En effet, la prise de pouvoir en Mauritanie par les militaires en 1978 n’a fait qu’empirer la situation des Droits humains dans le pays faisant recourir largement à la torture les forces militaires et de sécurité dans leurs campagnes répétées de répression contre les porteurs de voix discordantes.

Suite au renversement du Colonel président Maouya Ould Taya par un coup d’État militaire et à l’issue d’une transition concertée et consensuelle qui s’est achevée par l’élection en mars 2007 de Sidi Mohamed Ould Cheikh Abdallahi comme président de la République, à l’issue d’un scrutin qualifié de libre et transparent par les observateurs internationaux. Mais, en août 2008, à la suite de dissensions entre le chef de l’État et certains responsables militaires, Sidi Mohamed Ould Cheikh Abdallahi est chassé de son poste par le Général Mohamed Ould Abdel Aziz. Après une longue période d’instabilité constitutionnelle, ce dernier démissionne de l’armée en avril 2009 pour se présenter à l’élection présidentielle de juillet 2009. Les résultats du vote, contestés par les principaux partis d’opposition et aussi par la Commission électorale nationale indépendante, ont donné l’ancien Général vainqueur.

Depuis sa nomination à la magistrature suprême, Mohamed O. Abdel Aziz et son régime ne cessent de mener une politique de répression, d’emprisonnement et la pratique de la torture à l’encontre des manifestants des partis politiques et d’autres mouvements qui organisent des rassemblements pour réclamer des réformes économiques, sociales et politiques.

C’est dans ce contexte bien difficile qu’IRA-Mauritanie – organisation non gouvernement qui milite dans le domaine des Droits de l’Homme – entend continuer la lutte contre la torture en Mauritanie parmi d’autres formes graves de violations de Droits humains et à cet effet, rend publique, à l’occasion du 26 juin – la Journée Internationale de solidarité avec les victimes de Torture, la présente note d’information sur la torture en Mauritanie.

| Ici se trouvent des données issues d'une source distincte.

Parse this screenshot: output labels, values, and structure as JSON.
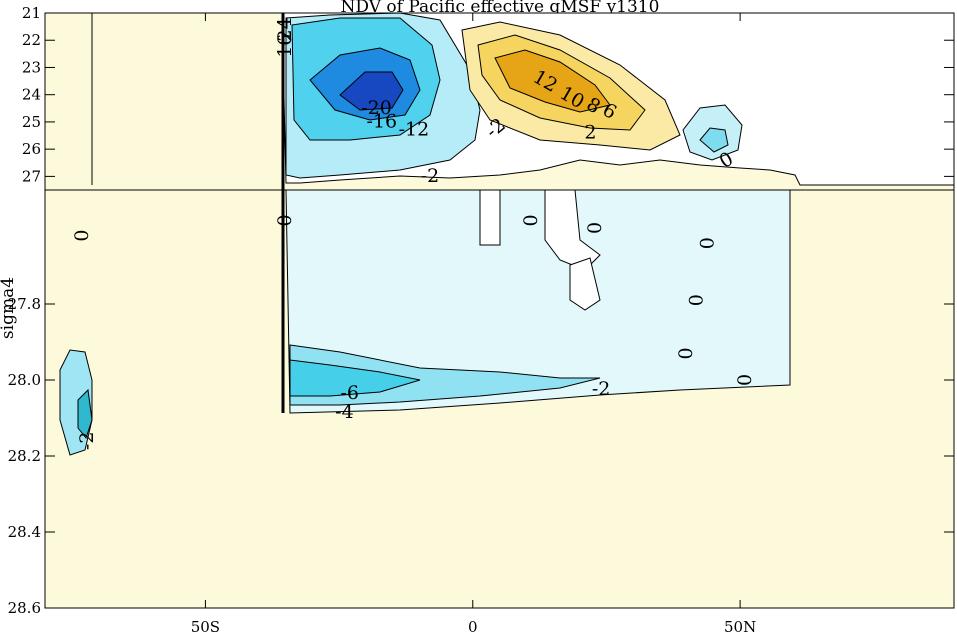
{
  "chart_data": {
    "type": "contour",
    "title": "NDV of Pacific effective gMSF y1310",
    "ylabel": "sigma4",
    "x_axis": {
      "range": [
        -80,
        90
      ],
      "ticks": [
        {
          "value": -50,
          "label": "50S"
        },
        {
          "value": 0,
          "label": "0"
        },
        {
          "value": 50,
          "label": "50N"
        }
      ]
    },
    "y_axis_upper": {
      "range": [
        21,
        27.5
      ],
      "ticks": [
        {
          "value": 21,
          "label": "21"
        },
        {
          "value": 22,
          "label": "22"
        },
        {
          "value": 23,
          "label": "23"
        },
        {
          "value": 24,
          "label": "24"
        },
        {
          "value": 25,
          "label": "25"
        },
        {
          "value": 26,
          "label": "26"
        },
        {
          "value": 27,
          "label": "27"
        }
      ]
    },
    "y_axis_lower": {
      "range": [
        27.5,
        28.6
      ],
      "ticks": [
        {
          "value": 27.8,
          "label": "27.8"
        },
        {
          "value": 28.0,
          "label": "28.0"
        },
        {
          "value": 28.2,
          "label": "28.2"
        },
        {
          "value": 28.4,
          "label": "28.4"
        },
        {
          "value": 28.6,
          "label": "28.6"
        }
      ]
    },
    "colors": {
      "land": "#fdfadc",
      "negative_weak": "#e2f8fb",
      "negative_mid": "#50d2ee",
      "negative_strong": "#1e6fd6",
      "negative_max": "#1748c2",
      "positive_weak": "#fbeaa6",
      "positive_mid": "#f5d460",
      "positive_strong": "#e6a417"
    },
    "contour_labels": [
      {
        "text": "24",
        "x": -34,
        "y": 21.6,
        "rotate": -90
      },
      {
        "text": "16",
        "x": -34,
        "y": 22.2,
        "rotate": -90
      },
      {
        "text": "-20",
        "x": -18,
        "y": 24.7,
        "rotate": 0
      },
      {
        "text": "-16",
        "x": -17,
        "y": 25.2,
        "rotate": 0
      },
      {
        "text": "-12",
        "x": -11,
        "y": 25.5,
        "rotate": 0
      },
      {
        "text": "-2",
        "x": 5,
        "y": 25.4,
        "rotate": -40
      },
      {
        "text": "12",
        "x": 13,
        "y": 23.7,
        "rotate": 30
      },
      {
        "text": "10",
        "x": 18,
        "y": 24.3,
        "rotate": 30
      },
      {
        "text": "8",
        "x": 22,
        "y": 24.6,
        "rotate": 30
      },
      {
        "text": "6",
        "x": 25,
        "y": 24.8,
        "rotate": 30
      },
      {
        "text": "2",
        "x": 22,
        "y": 25.6,
        "rotate": 0
      },
      {
        "text": "-2",
        "x": -8,
        "y": 27.2,
        "rotate": 0
      },
      {
        "text": "0",
        "x": 48,
        "y": 26.6,
        "rotate": -30
      },
      {
        "text": "0",
        "x": -72,
        "y": 27.62,
        "rotate": -90
      },
      {
        "text": "0",
        "x": -34,
        "y": 27.58,
        "rotate": -90
      },
      {
        "text": "0",
        "x": 12,
        "y": 27.58,
        "rotate": -90
      },
      {
        "text": "0",
        "x": 24,
        "y": 27.6,
        "rotate": -90
      },
      {
        "text": "0",
        "x": 45,
        "y": 27.64,
        "rotate": -90
      },
      {
        "text": "0",
        "x": 43,
        "y": 27.79,
        "rotate": -90
      },
      {
        "text": "0",
        "x": 41,
        "y": 27.93,
        "rotate": -90
      },
      {
        "text": "0",
        "x": 52,
        "y": 28.0,
        "rotate": -90
      },
      {
        "text": "-6",
        "x": -23,
        "y": 28.05,
        "rotate": 0
      },
      {
        "text": "-4",
        "x": -24,
        "y": 28.1,
        "rotate": 0
      },
      {
        "text": "-2",
        "x": 24,
        "y": 28.04,
        "rotate": 0
      },
      {
        "text": "-2",
        "x": -71,
        "y": 28.16,
        "rotate": -90
      }
    ]
  }
}
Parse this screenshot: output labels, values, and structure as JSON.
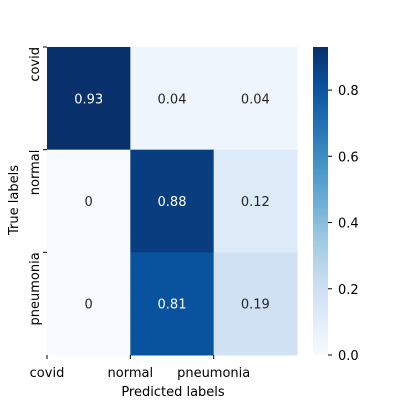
{
  "chart_data": {
    "type": "heatmap",
    "title": "",
    "xlabel": "Predicted labels",
    "ylabel": "True labels",
    "x_categories": [
      "covid",
      "normal",
      "pneumonia"
    ],
    "y_categories": [
      "covid",
      "normal",
      "pneumonia"
    ],
    "values": [
      [
        0.93,
        0.04,
        0.04
      ],
      [
        0,
        0.88,
        0.12
      ],
      [
        0,
        0.81,
        0.19
      ]
    ],
    "value_labels": [
      [
        "0.93",
        "0.04",
        "0.04"
      ],
      [
        "0",
        "0.88",
        "0.12"
      ],
      [
        "0",
        "0.81",
        "0.19"
      ]
    ],
    "colormap": "Blues",
    "colorbar": {
      "vmin": 0,
      "vmax": 0.93,
      "ticks": [
        0.0,
        0.2,
        0.4,
        0.6,
        0.8
      ],
      "tick_labels": [
        "0.0",
        "0.2",
        "0.4",
        "0.6",
        "0.8"
      ]
    },
    "grid": false,
    "legend": "none"
  },
  "colors": {
    "blues_low": "#f7fbff",
    "blues_high": "#08306b",
    "text_dark": "#262626",
    "text_light": "#ffffff",
    "axis": "#000000"
  }
}
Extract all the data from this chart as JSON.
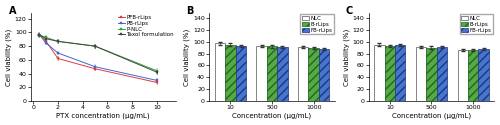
{
  "panel_A": {
    "label": "A",
    "x": [
      0.5,
      1,
      2,
      5,
      10
    ],
    "series": {
      "PFB-rLips": {
        "color": "#d94040",
        "values": [
          96,
          88,
          62,
          47,
          27
        ]
      },
      "PB-rLips": {
        "color": "#4466cc",
        "values": [
          97,
          85,
          70,
          50,
          30
        ]
      },
      "P-NLC": {
        "color": "#33aa33",
        "values": [
          96,
          93,
          87,
          80,
          44
        ]
      },
      "Taxol formulation": {
        "color": "#444444",
        "values": [
          97,
          91,
          87,
          80,
          42
        ]
      }
    },
    "xlabel": "PTX concentration (μg/mL)",
    "ylabel": "Cell viability (%)",
    "ylim": [
      0,
      128
    ],
    "yticks": [
      0,
      20,
      40,
      60,
      80,
      100,
      120
    ],
    "xticks": [
      0,
      2,
      4,
      6,
      8,
      10
    ],
    "xlim": [
      -0.2,
      11.5
    ]
  },
  "panel_B": {
    "label": "B",
    "x_labels": [
      "10",
      "500",
      "1000"
    ],
    "series": {
      "NLC": {
        "color": "#ffffff",
        "edge": "#555555",
        "hatch": "",
        "values": [
          97,
          93,
          91
        ]
      },
      "B-rLips": {
        "color": "#55aa44",
        "edge": "#226622",
        "hatch": "////",
        "values": [
          95,
          92,
          89
        ]
      },
      "FB-rLips": {
        "color": "#4477cc",
        "edge": "#223388",
        "hatch": "////",
        "values": [
          93,
          91,
          88
        ]
      }
    },
    "xlabel": "Concentration (μg/mL)",
    "ylabel": "Cell viability (%)",
    "ylim": [
      0,
      148
    ],
    "yticks": [
      0,
      20,
      40,
      60,
      80,
      100,
      120,
      140
    ]
  },
  "panel_C": {
    "label": "C",
    "x_labels": [
      "10",
      "500",
      "1000"
    ],
    "series": {
      "NLC": {
        "color": "#ffffff",
        "edge": "#555555",
        "hatch": "",
        "values": [
          95,
          91,
          86
        ]
      },
      "B-rLips": {
        "color": "#55aa44",
        "edge": "#226622",
        "hatch": "////",
        "values": [
          93,
          90,
          86
        ]
      },
      "FB-rLips": {
        "color": "#4477cc",
        "edge": "#223388",
        "hatch": "////",
        "values": [
          94,
          91,
          88
        ]
      }
    },
    "xlabel": "Concentration (μg/mL)",
    "ylabel": "Cell viability (%)",
    "ylim": [
      0,
      148
    ],
    "yticks": [
      0,
      20,
      40,
      60,
      80,
      100,
      120,
      140
    ]
  },
  "font_size": 5,
  "tick_font_size": 4.5,
  "legend_font_size": 4.0,
  "background": "#ffffff",
  "error_val": 2.0
}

  1. La pratique de la torture

L’esclavage, bien qu’ayant officiellement été aboli, persiste en Mauritanie. Les autorités mauritaniennes, en accordant l’impunité totale aux esclavagistes, exposent les nombreuses victimes d’esclavage (environ 600 000 personnes) aux pires formes de torture. Les esclaves subissent des sévices corporels atroces. Les filles, souvent très jeunes, subissent des viols en règle, les enfants garçons et filles, dès l’âge de cinq (5) ans sont soumis à la corvée inévitable quelques soient les conditions (travaux domestiques et champêtres ainsi que la surveillance et le traitement du bétail).

 

Aux côtés des formes de torture liées aux pratiques esclavagistes, il a été héritée des gouvernements dictatoriaux successifs, la torture qui est largement utilisée autant à l’encontre des détenus de droit commun que des personnes arrêtées pour des raisons politiques ou de Droits de l’Homme. Elle est particulièrement utilisée comme méthode d’enquête et de pression sur les défenseurs des droits de l’homme : des cas de tortures et de mauvais traitements sont régulièrement signalés pendant les périodes de gardes à vue, qui peuvent durer quinze jours « en cas de crime ou délit contre la sûreté intérieure ou la sûreté extérieure de l’État ».

 

  1. Cas de torture et de traitement inhumain

Quelques cas de torture sont ici présentés afin de démontrer la volonté du système tortionnaire en vigueur en Mauritanie de continuer à couvrir les crimes de torture accordant l’impunité totale aux tortionnaires.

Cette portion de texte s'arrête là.